During a boot scan when it discovers these it gives me a choice of action - I’ve run the boot scan at least 3 times, and tried selecting: #3 - “Move to Chest”, after which it says “Moved to Chest”; #5 “Repair”, after which it says “Repaired”; #1 “Delete”, after which it says “Deleted”.
However, it is still there.
If I run a Quick Scan or Full Scan, it discovers them again. In those modes, when I try each of those 3 options, after each one it lets me know that it was unsuccessful.
Doing a google search, I see posts across many of the antivirus forums, describing this problem, beginning especially during June 2010.
I’ve run scans with Malwarebyes, Spybot, a-squared and Super anti-spyware. Most of these detect the same 2 problems.
And with the same results - they cannot remove it.
Regardless how you got it, I need to know where it is on your machine in Avast now. Is it sitting in the Virus Chest now? First priority is to keep your/your machine safe from more harm…and don’t boot the machine.
Once again it found the 2 Trojans I listed. I selected “Delete” for Action, and it then said “Deleted” and continued scanning.

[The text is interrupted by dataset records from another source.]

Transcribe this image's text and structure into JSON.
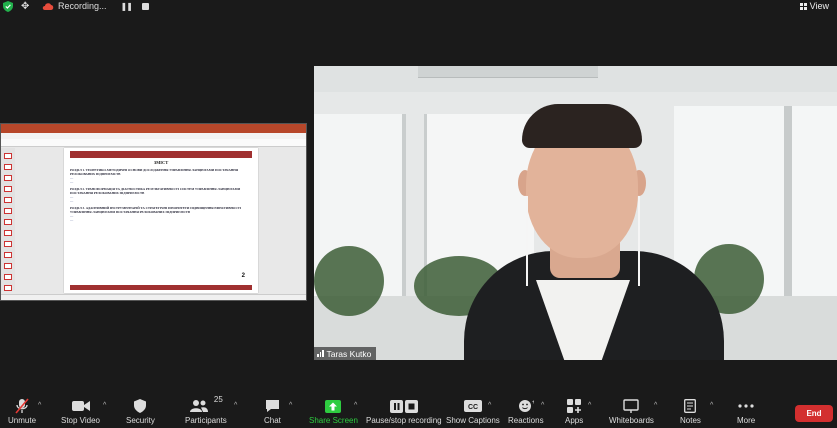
{
  "top_bar": {
    "recording_label": "Recording...",
    "view_label": "View"
  },
  "shared_screen": {
    "slide_heading": "ЗМІСТ",
    "sections": [
      {
        "title": "РОЗДІЛ 1. ТЕОРЕТИКО-МЕТОДИЧНІ ОСНОВИ ДОСЛІДЖЕННЯ УПРАВЛІННЯ ЛАНЦЮГАМИ ПОСТАЧАННЯ РЕЛОКОВАНИХ ПІДПРИЄМСТВ"
      },
      {
        "title": "РОЗДІЛ 2. ТРАНСФОРМАЦІЯ ТА ДІАГНОСТИКА РЕЗУЛЬТАТИВНОСТІ СИСТЕМ УПРАВЛІННЯ ЛАНЦЮГАМИ ПОСТАЧАННЯ РЕЛОКОВАНИХ ПІДПРИЄМСТВ"
      },
      {
        "title": "РОЗДІЛ 3. АДАПТИВНИЙ ІНСТРУМЕНТАРІЙ ТА СТРАТЕГІЧНІ ПРІОРИТЕТИ ПІДВИЩЕННЯ ЕФЕКТИВНОСТІ УПРАВЛІННЯ ЛАНЦЮГАМИ ПОСТАЧАННЯ РЕЛОКОВАНИХ ПІДПРИЄМСТВ"
      }
    ],
    "page_number": "2"
  },
  "video": {
    "participant_name": "Taras Kutko"
  },
  "toolbar": {
    "items": [
      {
        "label": "Unmute",
        "icon": "mic-muted-icon"
      },
      {
        "label": "Stop Video",
        "icon": "video-camera-icon"
      },
      {
        "label": "Security",
        "icon": "shield-icon"
      },
      {
        "label": "Participants",
        "icon": "participants-icon",
        "count": "25"
      },
      {
        "label": "Chat",
        "icon": "chat-bubble-icon"
      },
      {
        "label": "Share Screen",
        "icon": "share-screen-icon"
      },
      {
        "label": "Pause/stop recording",
        "icon": "pause-stop-recording-icon"
      },
      {
        "label": "Show Captions",
        "icon": "captions-icon"
      },
      {
        "label": "Reactions",
        "icon": "reactions-icon"
      },
      {
        "label": "Apps",
        "icon": "apps-icon"
      },
      {
        "label": "Whiteboards",
        "icon": "whiteboard-icon"
      },
      {
        "label": "Notes",
        "icon": "notes-icon"
      },
      {
        "label": "More",
        "icon": "more-dots-icon"
      }
    ],
    "end_label": "End"
  },
  "colors": {
    "share_accent": "#2ecc40",
    "end_button": "#d32f2f",
    "background": "#1a1a1a"
  }
}
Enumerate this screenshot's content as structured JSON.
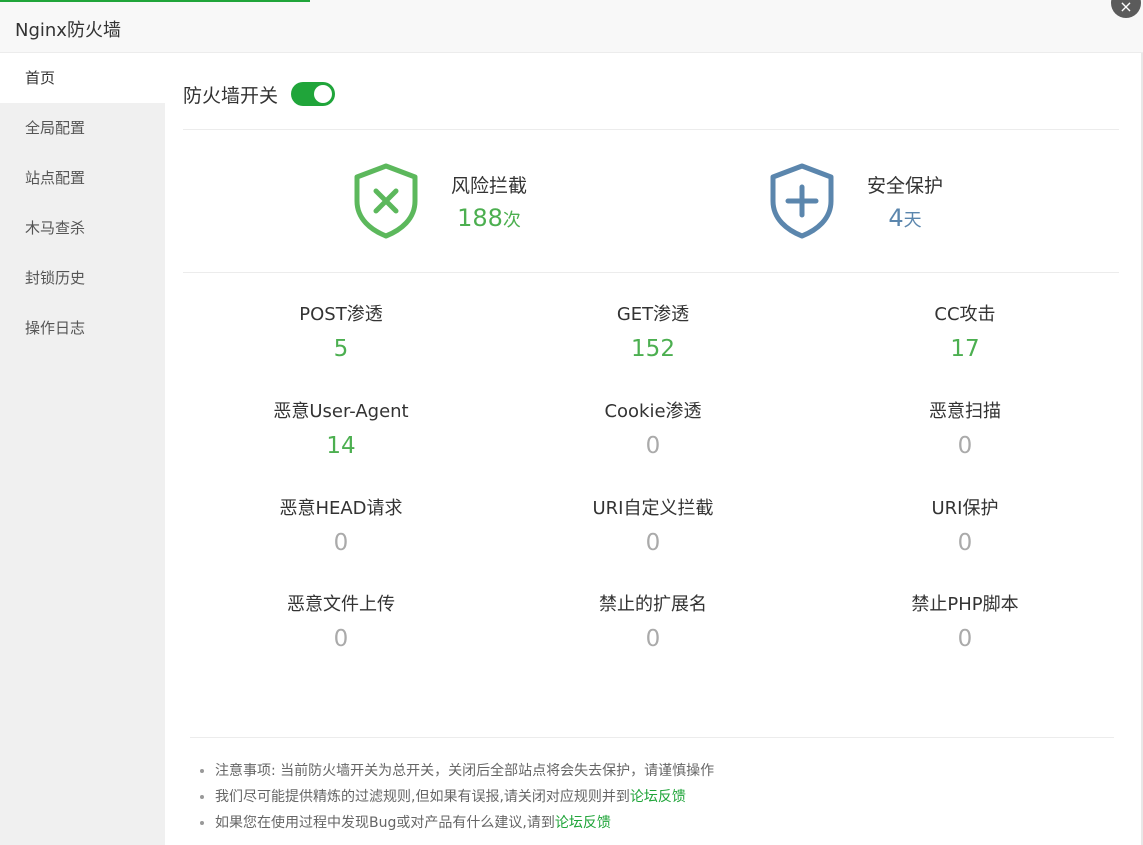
{
  "window": {
    "title": "Nginx防火墙",
    "close_icon": "×"
  },
  "sidebar": {
    "items": [
      {
        "label": "首页",
        "active": true
      },
      {
        "label": "全局配置"
      },
      {
        "label": "站点配置"
      },
      {
        "label": "木马查杀"
      },
      {
        "label": "封锁历史"
      },
      {
        "label": "操作日志"
      }
    ]
  },
  "firewall_switch": {
    "label": "防火墙开关",
    "enabled": true
  },
  "summary": {
    "risk": {
      "label": "风险拦截",
      "value": "188",
      "unit": "次",
      "icon": "shield-x-icon",
      "color": "#5cb85c"
    },
    "protect": {
      "label": "安全保护",
      "value": "4",
      "unit": "天",
      "icon": "shield-plus-icon",
      "color": "#5b86ad"
    }
  },
  "stats": [
    {
      "label": "POST渗透",
      "value": "5"
    },
    {
      "label": "GET渗透",
      "value": "152"
    },
    {
      "label": "CC攻击",
      "value": "17"
    },
    {
      "label": "恶意User-Agent",
      "value": "14"
    },
    {
      "label": "Cookie渗透",
      "value": "0"
    },
    {
      "label": "恶意扫描",
      "value": "0"
    },
    {
      "label": "恶意HEAD请求",
      "value": "0"
    },
    {
      "label": "URI自定义拦截",
      "value": "0"
    },
    {
      "label": "URI保护",
      "value": "0"
    },
    {
      "label": "恶意文件上传",
      "value": "0"
    },
    {
      "label": "禁止的扩展名",
      "value": "0"
    },
    {
      "label": "禁止PHP脚本",
      "value": "0"
    }
  ],
  "notes": {
    "n1": "注意事项: 当前防火墙开关为总开关，关闭后全部站点将会失去保护，请谨慎操作",
    "n2": "我们尽可能提供精炼的过滤规则,但如果有误报,请关闭对应规则并到",
    "n2_link": "论坛反馈",
    "n3": "如果您在使用过程中发现Bug或对产品有什么建议,请到",
    "n3_link": "论坛反馈"
  }
}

Just ran an Avast Quick Scan, it found the same 2 Trojans once again. When I try to Delete, it says “Error: The system cannot find the file specified (2)”.
That post of mine explains everything that avast found.
At that time I didn’t realize the problem that those 2 Trojans cause, and how they are recently spreading thru the community.
I started this thread as my problem has changed to “I can’t eliminate these Trojans”.
Looking in the Avast Virus Chest now, there are 5 items mentioned in the thread I link to above, plus:
Name - services.exe ; Original Location: C:\System Volume Information\Microsoft
is listed 4 times (different dates from 4 different removal attempts)
and
Name - smss.exe ; Original Location: C:\Documents and Settings\Owner\Local Settings\Temp
is listed once,
and
smss.exe ; Original Location - C:\System Volume Information\Microsoft
More info coming shortly - I need to check the virus chest of another antivirus I tried using to remove these Trojans.
The Trojans are on my old computer - it is currently offline. I’m typing this on my newer computer. Need to tie up this computer for awhile taking care of something else urgent - then will post again.
I appreciate the responses and the concern of SafeSurf.
Back in a while, and thanks for all help.
A suggestion for the future would be to have you continue with your current problem with the thread you first created instead of starting a new thread. But since you have already started one…we will work from here.
When you say you need to check the “virus chest of another antivirus I tried using…,” do you have 2 resident AV’s or is the other AV an on-demand?
I will be signing off shortly, but others will be able to help you.
SafeSurf - “When you say you need to check the “virus chest of another antivirus I tried using…,” do you have 2 resident AV’s or is the other AV an on-demand?”
Avast free is my realtime AV (I guess that’s what “resident” refers to). I have several others I use “on-demand” when I want to run a scan by another AV.
When Avast found these problems, I ran some other scans to confirm, including a-squared free.
It came up with some stuff that the other virus programs didn’t list. I realize this is very likely because the other virus programs including avast didn’t feel these were real or important problems.
I decided to let it move to its Virus Chest the problems it found.
Much of it was tracking cookies and old files from a poker site.
But it also recognized the System Volume Information Trojans, and it has those in its virus chest as well.
I imagine I should let a-squared delete all that’s in its Virus Chest, in case that’s some of what the Avast scans are detecting at this point. But will do nothing until I get advice from this site.
Probably going to sleep, but will follow thru on any advice tomorrow.
Was there a specific thread there that has helpful info, or do you mean that you would rather me get help at that forum than at this forum?
If so, why? Avast is my resident AV, and would like help from avast.
Wouldn’t Avast want to figure out how to prevent these Trojans from getting into the computers of other Avast users?
And come up with a solution for other Avast users who come down with this problem?
Schedule a boot time scanning with avast with archive scanning turned on. If avast does not detect it, you can try DrWeb CureIT! instead.
Use MBAM (or SUPERantispyware or even Spyware Terminator) to scan for spywares and trojans. If any infection is detected, it is better and safer to send the infected file(s) to quarantine (Chest), rather than simply deleting them.